Yaşlanan kızılçam ormanlarının yeniden çimlenmenin sağlanarak gençleşmesi için zaman zaman yangın geçirmesi gerektiğini söyleyen Tolunay, bu yangınların kontrollü yapılması gerektiğini kaydetti.

'İNSAN-ORMAN ETKİLEŞİMİNİ AZALTMALIYIZ'
Ormanlardaki yangınların yüzde 89-90'ının insan kaynaklı olduğuna işaret eden Tolunay, ormanlık alanlara yapılan tesislere izin verilmemesi gerektiğini vurguladı. Ormanlık alanların içine ya da yakınlarına yapılan elektrik nakil hattı, yanma, patlama riski bulunan termik santraller, enerji tesisleri, nükleer tesisler, çöp toplama alanları, baz istasyonları, trafolar, yollar, havaalanlarının yangın riskini arttırdığına dikkat çeken Tolunay, "Örneğin, en önemli yangın çıkma sebebi araçlardan atılan sönmemiş izmaritler. Ormanın ortasından yol geçtiğinde bu riski arttırıyorsunuz. Dolayısıyla insan orman etkileşimi mümkün olduğunca azaltılmalı. İnsanları bilinçlendirmek gerek ki yangınlar çıkmasın. Ormanlarda kurulan çeşitli tesisler büyük risk oluşturuyor. Bunların ormanın içine yapılmaması gerekiyor. Yangın değerlendirmesi dediğim bu, yangın riski yüksekse orman içinde izin vermezsiniz" diye konuştu.

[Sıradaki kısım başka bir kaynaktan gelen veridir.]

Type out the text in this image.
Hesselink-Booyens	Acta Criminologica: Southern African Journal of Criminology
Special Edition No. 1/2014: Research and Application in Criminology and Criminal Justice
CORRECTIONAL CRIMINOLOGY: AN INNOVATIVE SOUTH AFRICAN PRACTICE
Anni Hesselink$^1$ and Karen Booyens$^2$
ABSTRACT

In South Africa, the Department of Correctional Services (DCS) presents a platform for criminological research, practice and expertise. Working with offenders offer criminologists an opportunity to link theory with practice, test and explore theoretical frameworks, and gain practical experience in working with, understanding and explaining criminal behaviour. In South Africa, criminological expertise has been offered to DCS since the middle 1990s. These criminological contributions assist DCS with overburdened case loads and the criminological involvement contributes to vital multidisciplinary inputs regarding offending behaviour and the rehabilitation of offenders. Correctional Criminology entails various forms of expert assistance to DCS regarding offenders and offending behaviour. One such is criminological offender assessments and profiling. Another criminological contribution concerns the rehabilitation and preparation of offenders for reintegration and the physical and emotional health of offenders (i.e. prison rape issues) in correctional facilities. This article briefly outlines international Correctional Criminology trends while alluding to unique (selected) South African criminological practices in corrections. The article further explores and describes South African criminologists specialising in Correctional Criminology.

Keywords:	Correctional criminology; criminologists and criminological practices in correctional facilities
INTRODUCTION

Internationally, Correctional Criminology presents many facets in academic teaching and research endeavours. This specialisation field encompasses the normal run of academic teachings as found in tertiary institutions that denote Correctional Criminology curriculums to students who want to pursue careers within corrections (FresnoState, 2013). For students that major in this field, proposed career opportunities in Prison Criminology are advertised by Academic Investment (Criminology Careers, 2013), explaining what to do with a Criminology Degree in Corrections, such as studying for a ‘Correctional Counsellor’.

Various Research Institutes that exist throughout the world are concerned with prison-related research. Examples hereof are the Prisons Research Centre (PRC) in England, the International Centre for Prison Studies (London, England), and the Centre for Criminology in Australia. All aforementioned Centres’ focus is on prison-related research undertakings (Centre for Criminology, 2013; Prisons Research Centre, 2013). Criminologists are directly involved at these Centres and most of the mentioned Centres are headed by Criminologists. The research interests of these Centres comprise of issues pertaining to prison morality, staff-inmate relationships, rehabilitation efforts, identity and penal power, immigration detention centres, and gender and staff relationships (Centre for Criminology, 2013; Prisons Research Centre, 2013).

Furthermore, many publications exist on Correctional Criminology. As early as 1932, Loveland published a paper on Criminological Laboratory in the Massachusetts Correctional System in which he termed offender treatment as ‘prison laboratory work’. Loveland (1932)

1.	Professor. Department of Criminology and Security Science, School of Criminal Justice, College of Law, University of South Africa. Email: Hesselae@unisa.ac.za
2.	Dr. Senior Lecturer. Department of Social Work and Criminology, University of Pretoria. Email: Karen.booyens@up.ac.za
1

'YANGINI BÜYÜMEDEN KONTROL ALTINA ALABİLİRİZ'
Kemerköy Termik Santrali'nin ormanlık alana yakın olmasının yarattığı risklere işaret eden Tolunay, "Bunların değerlendirilip izin verilip verilmemesi ya da verildiyse de mutlaka hem yangın çıkma riskinin hem de yangından etkilenme riskinin azaltılması gerekiyor. Bu gibi önleyici tedbirler, önlemler alırsak çıkan orman yangını sayısını azaltırız. Aynı zamanda yangın söndürme helikopteri, uçak filosu, yer ekiplerinin sayısını arttırarak, yangın riskinin olduğu zamanlarda, orman içine dağıtarak çok hızlı şekilde müdahale edebilirsek, büyümeden kontrol altına alınmasını sağlayabiliriz" diye kaydetti.

'YANGIN RİSKİ DEVAM EDİYOR'
Yaklaşık 3-4 yıldır orman yangınlarının artacağı yönünde uyarılar yapıldığını hatırlatan Tolunay, İzmir'de 2019 yılında 6 bin 500 hektar civarında orman alanının yandığını söyledi. Geçen yıl da Hatay İskenderun çevresinde yaşanan büyük orman yangınlarında, özellikle İskenderun'da yangının yerleşim yerlerine sıçradığını anımsatan Tolunay, "Gelecekte de bu risk devam ediyor. Şimdiye kadar ki yangın söndürme politikalarımızın iklim değişikliği de dikkate alınarak, insanların yerleşim, piknik vs. haricinde tesisler, oteller gibi nedenlerle çok daha fazla orman içine girip çıktığını düşündüğümüzde bu yangınla mücadele politikalarımızı mutlaka gözden geçirmemiz gerekiyor. Bunun için de ormanlarımızdan sorumlu kurum olan Tarım ve Orman Bakanlığı'na bağlı Orman Genel Müdürlüğü koordinatörlüğünde mutlaka sivil toplum örgütleri, üniversiteler, diğer kamu kurumları, belediyeler önümüzdeki birkaç ay içinde acilen bir araya gelerek ne yapmamız gerektiğini, yol haritasını, herkesin üzerine hangi görevlerin düştüğünü tespit etmemiz, ortak akıl oluşturmamız gerekiyor. Bunun için önleyici tedbirler var. Belediyelerin ormanla yerleşim alanları arasına mesafe koymak gibi çok sayıda atılabileceği adım var. Geleceğe daha yeşil bir Türkiye bırakmak için ortak akıl oluşturmak zorundayız" çağrısında bulundu.